The conventional approach has two noteworthy limitations. First, conventional item development is inefficient. It is both time consuming and expensive because it relies on the item as the unit of analysis (Drasgow, Luecht, & Bennett, 2006). That is, each item in the process is unique and therefore each item must be individually written, edited, reviewed, and revised. Many different components of item quality can be identified. For example, item quality can be determined, as noted in the previous paragraph, by the item content, fairness, cognitive complexity, and presentation. Because each item is unique, each component of item quality must be reviewed and, if necessary, each item must be revised. Because writing and reviewing is conducted by highly-qualified SMEs, the conventional approach is expensive.
Second, conventional item development is challenging to scale in an economical way. The scalability of the conventional approach is again linked to the item as the unit of analysis. When one item is required, one item is written and reviewed by the SME. When 100 items are required, 100 items must be written and reviewed by the SMEs. Hence, a large number of SMEs who can write and review items is needed to scale the process. Conventional item development can result in an increase in item production when large numbers of SMEs are available. But item writing and reviewing is a time-consuming and expensive process due to the human effort needed to create, review, edit, and revise large numbers of new items.

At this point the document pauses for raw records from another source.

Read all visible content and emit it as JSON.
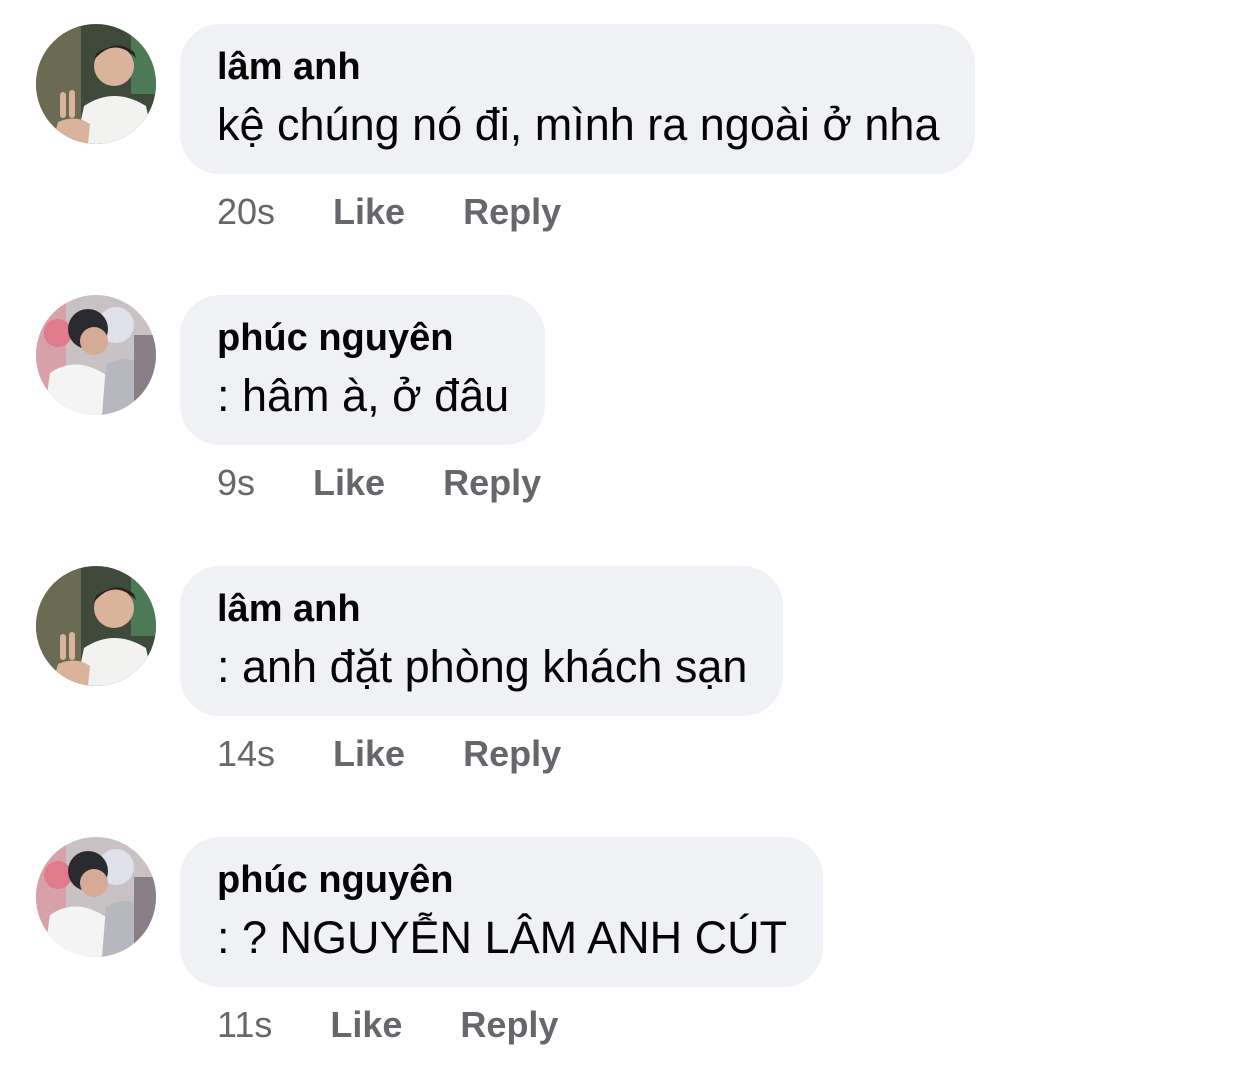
{
  "comments": [
    {
      "author": "lâm anh",
      "text": "kệ chúng nó đi, mình ra ngoài ở nha",
      "time": "20s",
      "like_label": "Like",
      "reply_label": "Reply",
      "avatar_icon": "avatar-lam-anh"
    },
    {
      "author": "phúc nguyên",
      "text": ": hâm à, ở đâu",
      "time": "9s",
      "like_label": "Like",
      "reply_label": "Reply",
      "avatar_icon": "avatar-phuc-nguyen"
    },
    {
      "author": "lâm anh",
      "text": ": anh đặt phòng khách sạn",
      "time": "14s",
      "like_label": "Like",
      "reply_label": "Reply",
      "avatar_icon": "avatar-lam-anh"
    },
    {
      "author": "phúc nguyên",
      "text": ": ? NGUYỄN LÂM ANH CÚT",
      "time": "11s",
      "like_label": "Like",
      "reply_label": "Reply",
      "avatar_icon": "avatar-phuc-nguyen"
    }
  ],
  "colors": {
    "bubble_bg": "#f0f1f5",
    "text_primary": "#050505",
    "text_secondary": "#65676b",
    "background": "#ffffff"
  }
}
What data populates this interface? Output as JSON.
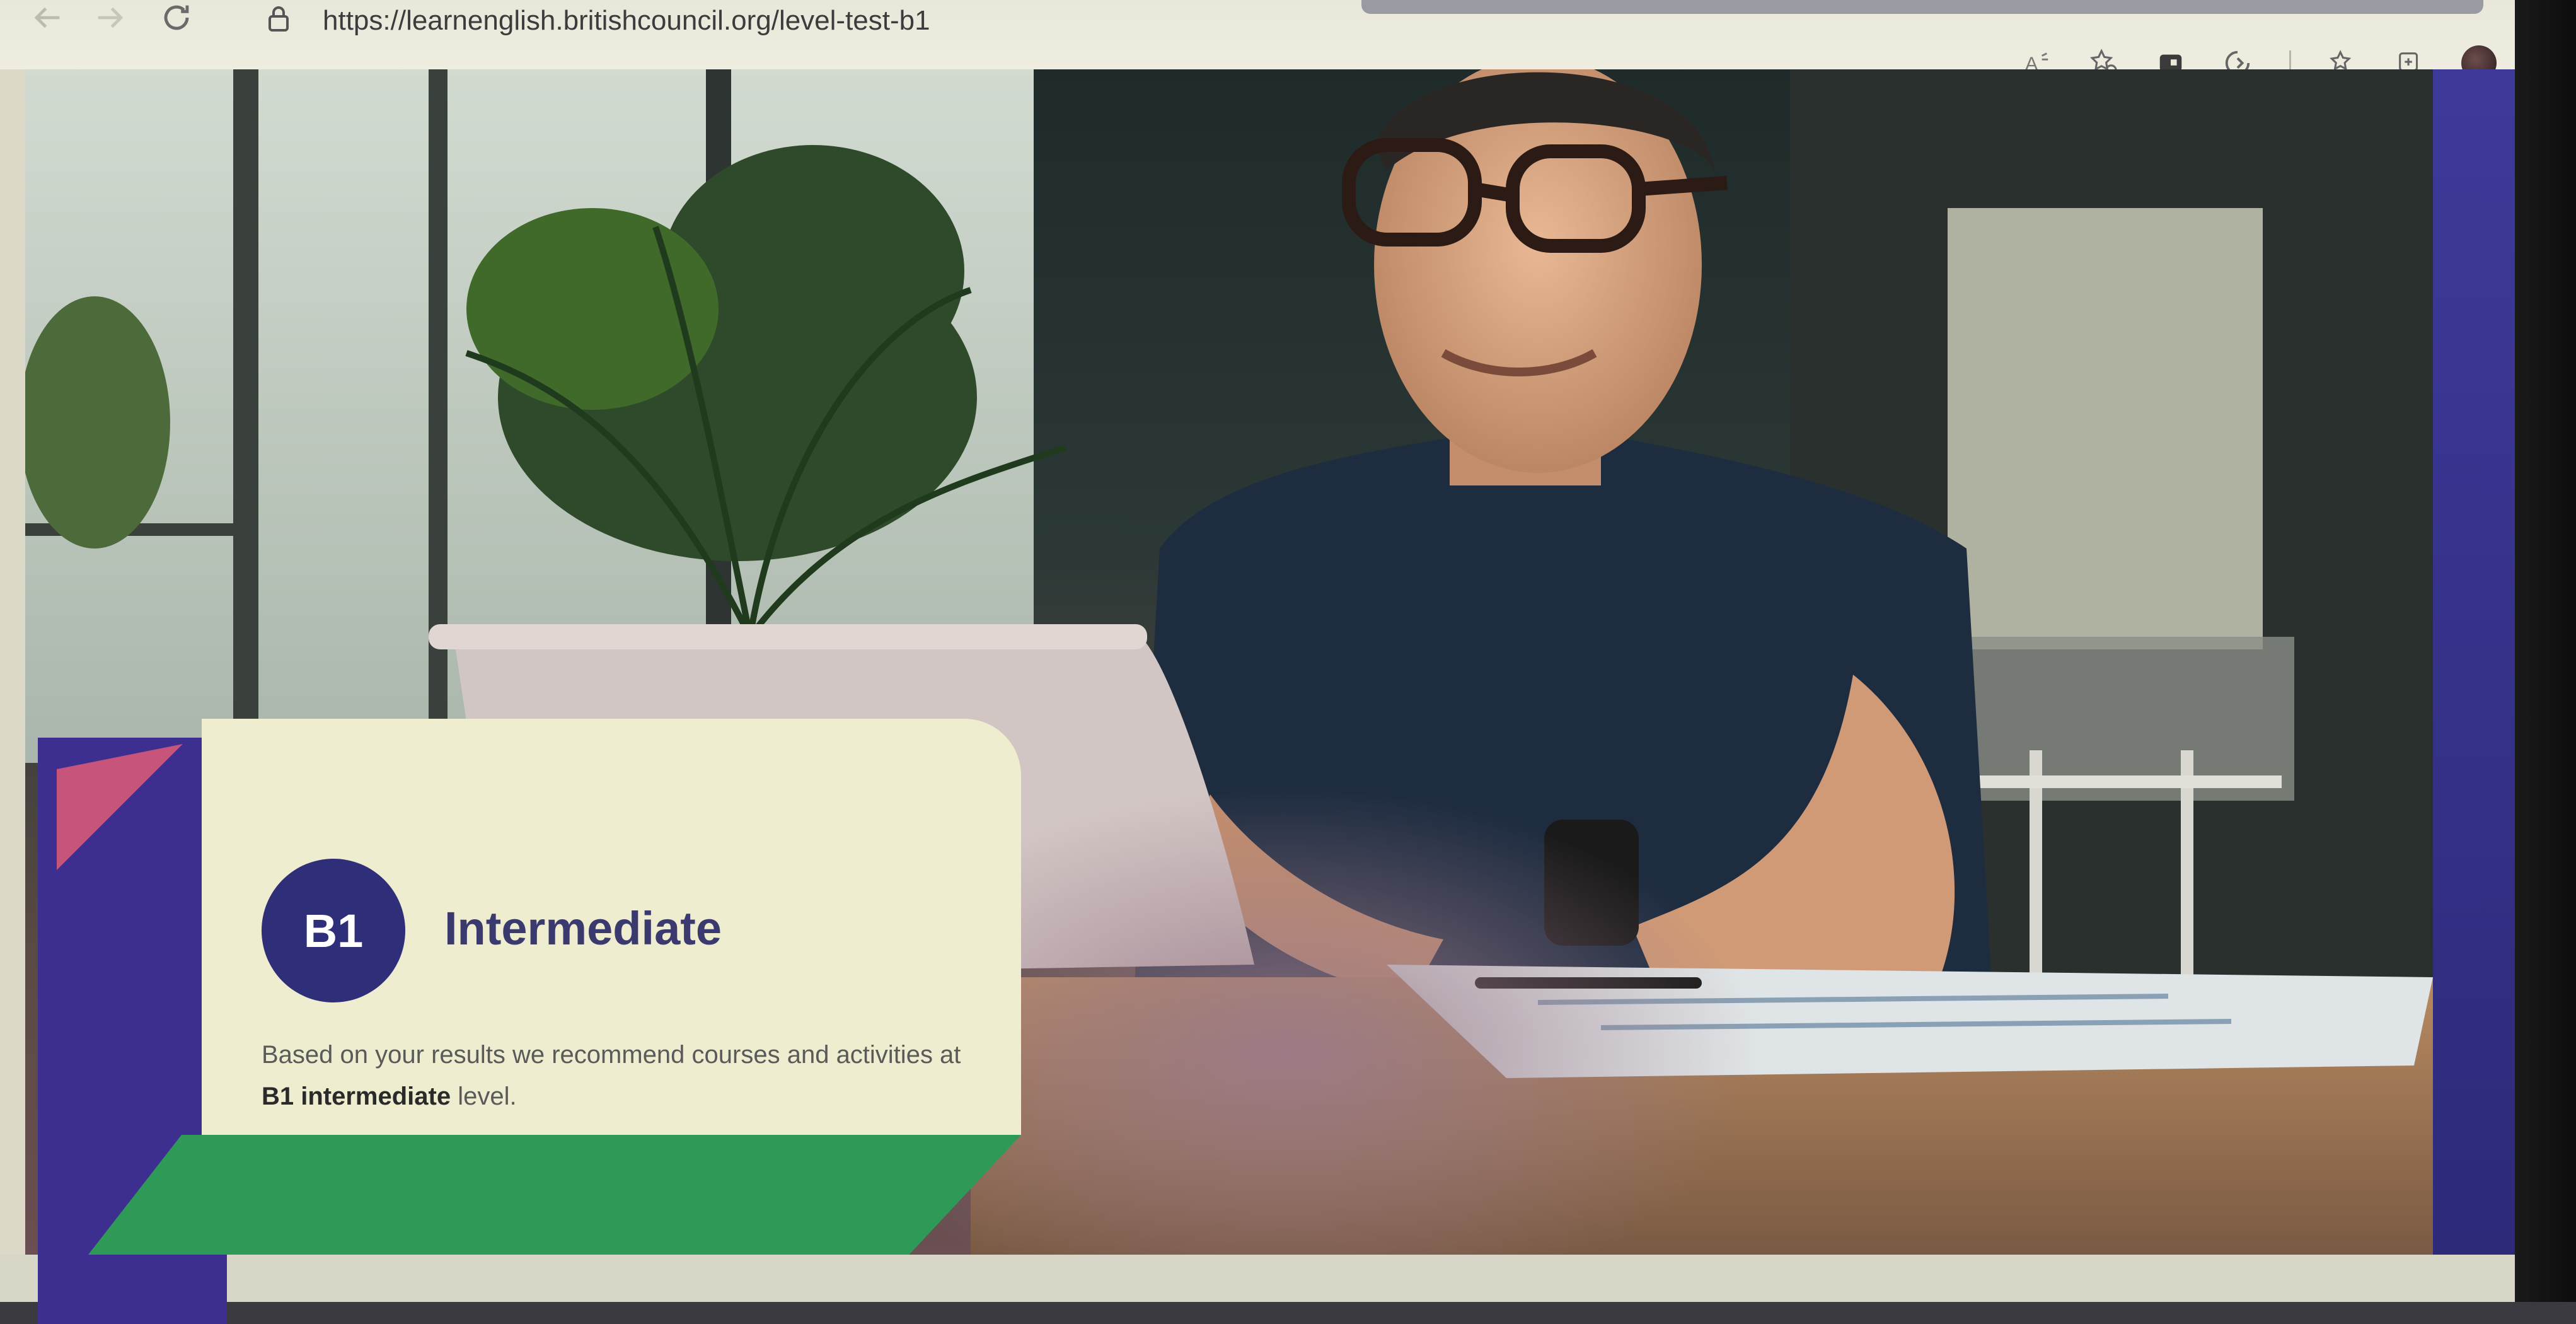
{
  "browser": {
    "url": "https://learnenglish.britishcouncil.org/level-test-b1",
    "toolbar_icons": [
      "read-aloud-icon",
      "favorite-add-icon",
      "extension-icon",
      "copilot-icon",
      "favorites-icon",
      "collections-icon",
      "profile-avatar",
      "more-icon"
    ]
  },
  "result": {
    "badge": "B1",
    "title": "Intermediate",
    "description_prefix": "Based on your results we recommend courses and activities at ",
    "description_bold": "B1 intermediate",
    "description_suffix": " level."
  },
  "colors": {
    "badge_bg": "#2f2e78",
    "title": "#3a3a6e",
    "card_bg": "#efedcf",
    "accent_purple": "#3d2f8f",
    "accent_green": "#2f9a58",
    "accent_pink": "#c7547a"
  }
}
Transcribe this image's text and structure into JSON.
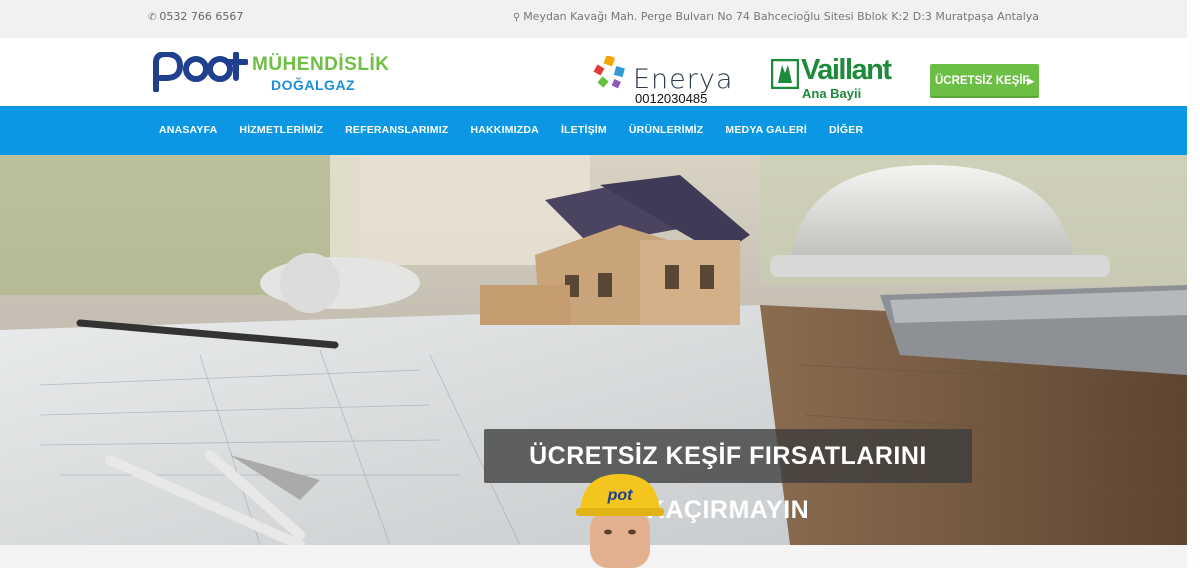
{
  "topbar": {
    "phone": "0532 766 6567",
    "address": "Meydan Kavağı Mah. Perge Bulvarı No 74 Bahcecioğlu Sitesi Bblok K:2 D:3 Muratpaşa Antalya"
  },
  "logo": {
    "line1": "MÜHENDİSLİK",
    "line2": "DOĞALGAZ",
    "mark_text": "pot"
  },
  "partners": {
    "enerya_name": "Enerya",
    "enerya_number": "0012030485",
    "vaillant_name": "Vaillant",
    "vaillant_sub": "Ana Bayii"
  },
  "cta": {
    "label": "ÜCRETSİZ KEŞİF"
  },
  "nav": {
    "items": [
      "ANASAYFA",
      "HİZMETLERİMİZ",
      "REFERANSLARIMIZ",
      "HAKKIMIZDA",
      "İLETİŞİM",
      "ÜRÜNLERİMİZ",
      "MEDYA GALERİ",
      "DİĞER"
    ]
  },
  "hero": {
    "banner_text": "ÜCRETSİZ KEŞİF FIRSATLARINI KAÇIRMAYIN"
  },
  "colors": {
    "nav_blue": "#0b97e3",
    "cta_green": "#6bbf45",
    "logo_green": "#6fbf44",
    "logo_blue": "#1a8fd6",
    "vaillant_green": "#1e8a3c"
  }
}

These two limitations highlight the importance of establishing an efficient and scalable approach to item development. These limitations are also amplified in the modern era of educational assessment where test delivery and design are rapidly evolving to support different forms of on-demand testing. Test delivery marks the most important shift. Researchers and practitioners now recognize that educational testing is neither feasible nor desirable using the paper-based format. The cost of printing, scoring, and reporting paper-based tests requires tremendous time, effort, and expense. Computer-based testing (CBT) provides a viable alternative to paper-based testing that helps reduce delivery costs while providing important benefits for examinees. CBT permits testing on-demand thereby allowing examinees to take the test at any time during instruction. Items on CBT are scored immediately thereby providing examinees with instant feedback. CBT allows for continuous administration thereby allowing examinees to have more choice about when they write their tests.